Typeform should seriously consider allowing both account holders and respondents to bring their own AI keys into the experience. OpenAI. Anthropic. OpenRouter. Let the power users plug in what they already trust and already pay for.

This would not cannibalise Typeform’s own AI offering. It would do the opposite. It would expand the universe of use cases without forcing Typeform to carry every cost, every edge case, and every institutional requirement on its own balance sheet.

Your native AI can remain the default. Clean. Simple. Turnkey. Perfect for the mainstream. Bring-your-own-key would serve a completely different layer of demand: enterprise, research, education, advanced consulting, long-form guided workflows, expert elicitation, high-volume qualitative analysis, and creatively adapted Typeform use cases that stretch far beyond ordinary forms.

Different users want different things. Some want convenience. Some want control. Some need procurement approval tied to their own vendor stack. Some need data governance comfort. Some need model choice. Some already have internal AI budgets and are simply not going to route serious usage through a bundled black box, no matter how elegant it looks.

And let us be honest. OpenAI and Anthropic are not obscure experimental names. These are globally trusted, multi-billion-dollar AI brands. In many organisations, letting a respondent or client use their own approved AI account is not a bug. It is the compliance solution.

Now imagine the upside.

A paid Typeform user creates a very large survey, interview flow, training sequence, educational simulation, advisory intake, or discovery process. The respondent is then given the option to answer manually, use Typeform AI, or connect their own approved AI key to help generate, refine, structure, summarise, translate, compare, or expand their responses. Suddenly the survey stops being a static form and becomes a live thinking environment.

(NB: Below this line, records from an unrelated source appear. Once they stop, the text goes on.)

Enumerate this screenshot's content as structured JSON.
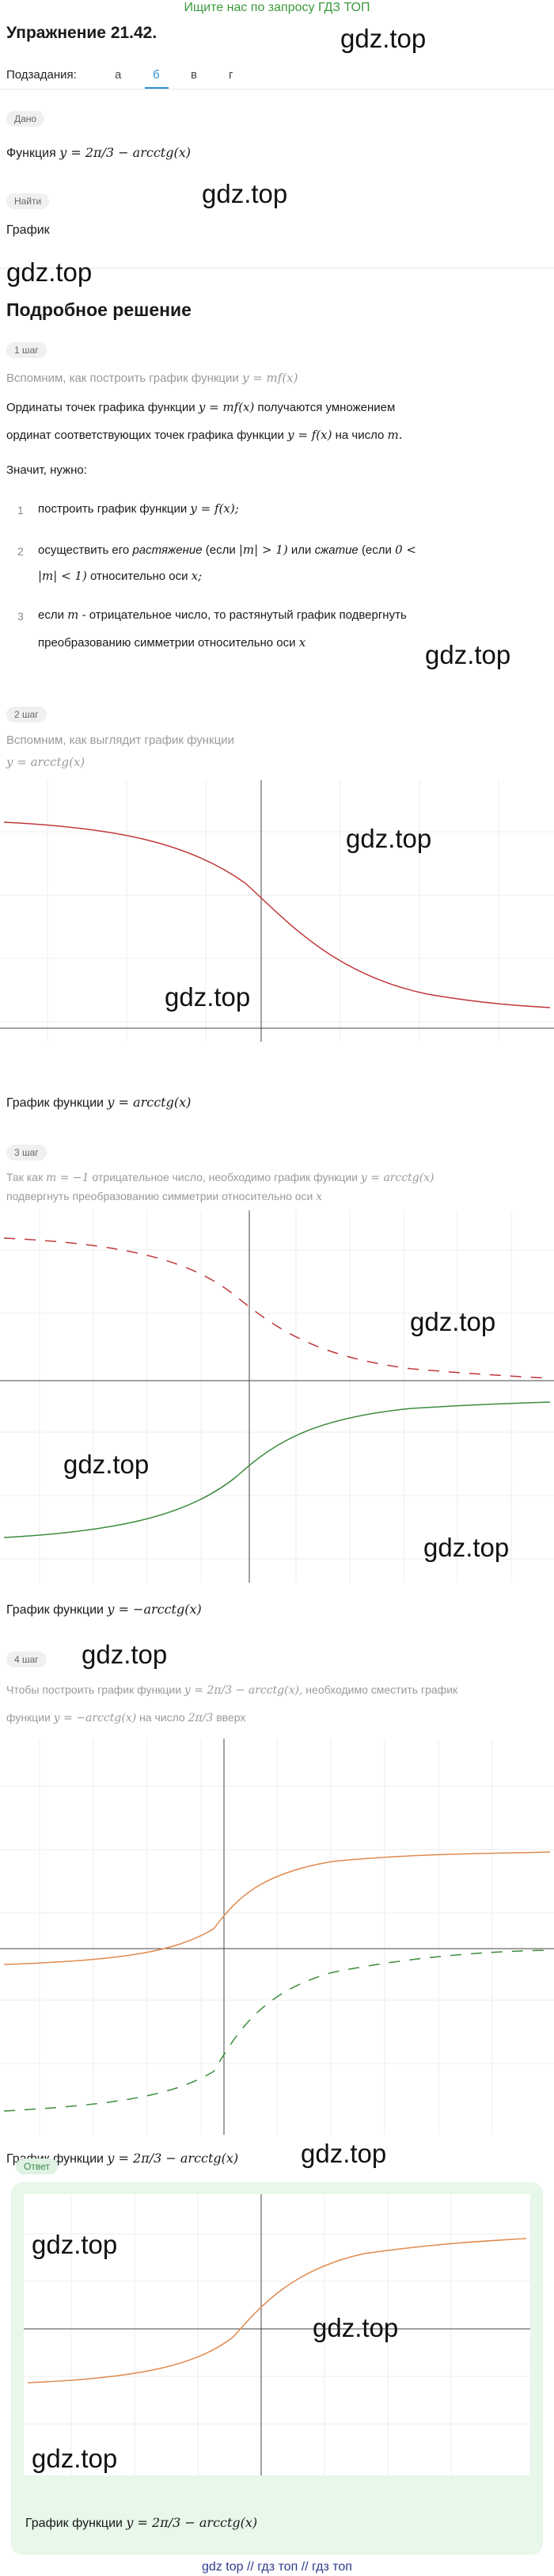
{
  "topbar": {
    "text": "Ищите нас по запросу ГДЗ ТОП"
  },
  "header": {
    "title": "Упражнение 21.42."
  },
  "watermark": {
    "text": "gdz.top"
  },
  "subtasks": {
    "label": "Подзадания:",
    "items": [
      "а",
      "б",
      "в",
      "г"
    ],
    "active": "б"
  },
  "given": {
    "pill": "Дано",
    "text": "Функция",
    "formula": "y = 2π/3 − arcctg(x)"
  },
  "find": {
    "pill": "Найти",
    "text": "График"
  },
  "solution": {
    "heading": "Подробное решение",
    "step1": {
      "pill": "1 шаг",
      "intro": "Вспомним, как построить график функции",
      "intro_formula": "y = mf(x)",
      "line1a": "Ординаты точек графика функции",
      "line1_formula": "y = mf(x)",
      "line1b": "получаются умножением",
      "line2a": "ординат соответствующих точек графика функции",
      "line2_formula": "y = f(x)",
      "line2b": "на число",
      "line2_m": "m.",
      "need": "Значит, нужно:",
      "items": [
        {
          "num": "1",
          "text": "построить график функции",
          "formula": "y = f(x);"
        },
        {
          "num": "2",
          "text_a": "осуществить его",
          "em1": "растяжение",
          "text_b": "(если",
          "f1": "|m| > 1)",
          "text_c": "или",
          "em2": "сжатие",
          "text_d": "(если",
          "f2": "0 <",
          "line2": "|m| < 1)",
          "line2b": "относительно оси",
          "line2c": "x;"
        },
        {
          "num": "3",
          "text_a": "если",
          "f1": "m",
          "text_b": "- отрицательное число, то растянутый график подвергнуть",
          "line2": "преобразованию симметрии относительно оси",
          "f2": "x"
        }
      ]
    },
    "step2": {
      "pill": "2 шаг",
      "intro": "Вспомним, как выглядит график функции",
      "formula": "y = arcctg(x)",
      "caption": "График функции",
      "caption_formula": "y = arcctg(x)"
    },
    "step3": {
      "pill": "3 шаг",
      "intro_a": "Так как",
      "f1": "m = −1",
      "intro_b": "отрицательное число, необходимо график функции",
      "f2": "y = arcctg(x)",
      "intro_c": "подвергнуть преобразованию симметрии относительно оси",
      "f3": "x",
      "caption": "График функции",
      "caption_formula": "y = −arcctg(x)"
    },
    "step4": {
      "pill": "4 шаг",
      "intro_a": "Чтобы построить график функции",
      "f1": "y = 2π/3 − arcctg(x),",
      "intro_b": "необходимо сместить график",
      "intro_c": "функции",
      "f2": "y = −arcctg(x)",
      "intro_d": "на число",
      "f3": "2π/3",
      "intro_e": "вверх",
      "caption": "График функции",
      "caption_formula": "y = 2π/3 − arcctg(x)"
    }
  },
  "answer": {
    "pill": "Ответ",
    "caption": "График функции",
    "caption_formula": "y = 2π/3 − arcctg(x)"
  },
  "footer": {
    "text": "gdz top  //  гдз топ  //  гдз топ"
  },
  "colors": {
    "accent": "#2b8fd6",
    "red": "#c0383c",
    "green": "#3c8c3c",
    "orange": "#e08a4c",
    "answer_bg": "#e7f7e9"
  }
}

That is a different category of product.

It is especially powerful for long surveys where fatigue kills completion. It is powerful in instructional settings where people need help understanding the question before answering it. It is powerful in multilingual environments. It is powerful in expert and B2B settings where the respondent has knowledge but not time. It is powerful wherever Typeform is being used less as a “form” and more as a beautifully designed interactive workflow.

Most importantly, it lets Typeform become the orchestration layer rather than needing to be the sole fuel source.

That is a very strong strategic position.

The winners in this next phase may not be the companies that insist on owning every token. The winners may be the ones that build the most elegant, trusted, and flexible environment in which many forms of intelligence can be brought to work.

Typeform already owns elegance.
Typeform already owns flow.
Typeform already owns the emotional feel of a better interface.

Now there is a chance to own the bridge between forms and AI-native interaction.

That would be very Typeform.
That would be genuinely forward-looking.
And that would make a lot of your most inventive users very, very happy.

If you want, I can also tighten your whole post so the original body and this P.S. feel like one seamless, punchier piece.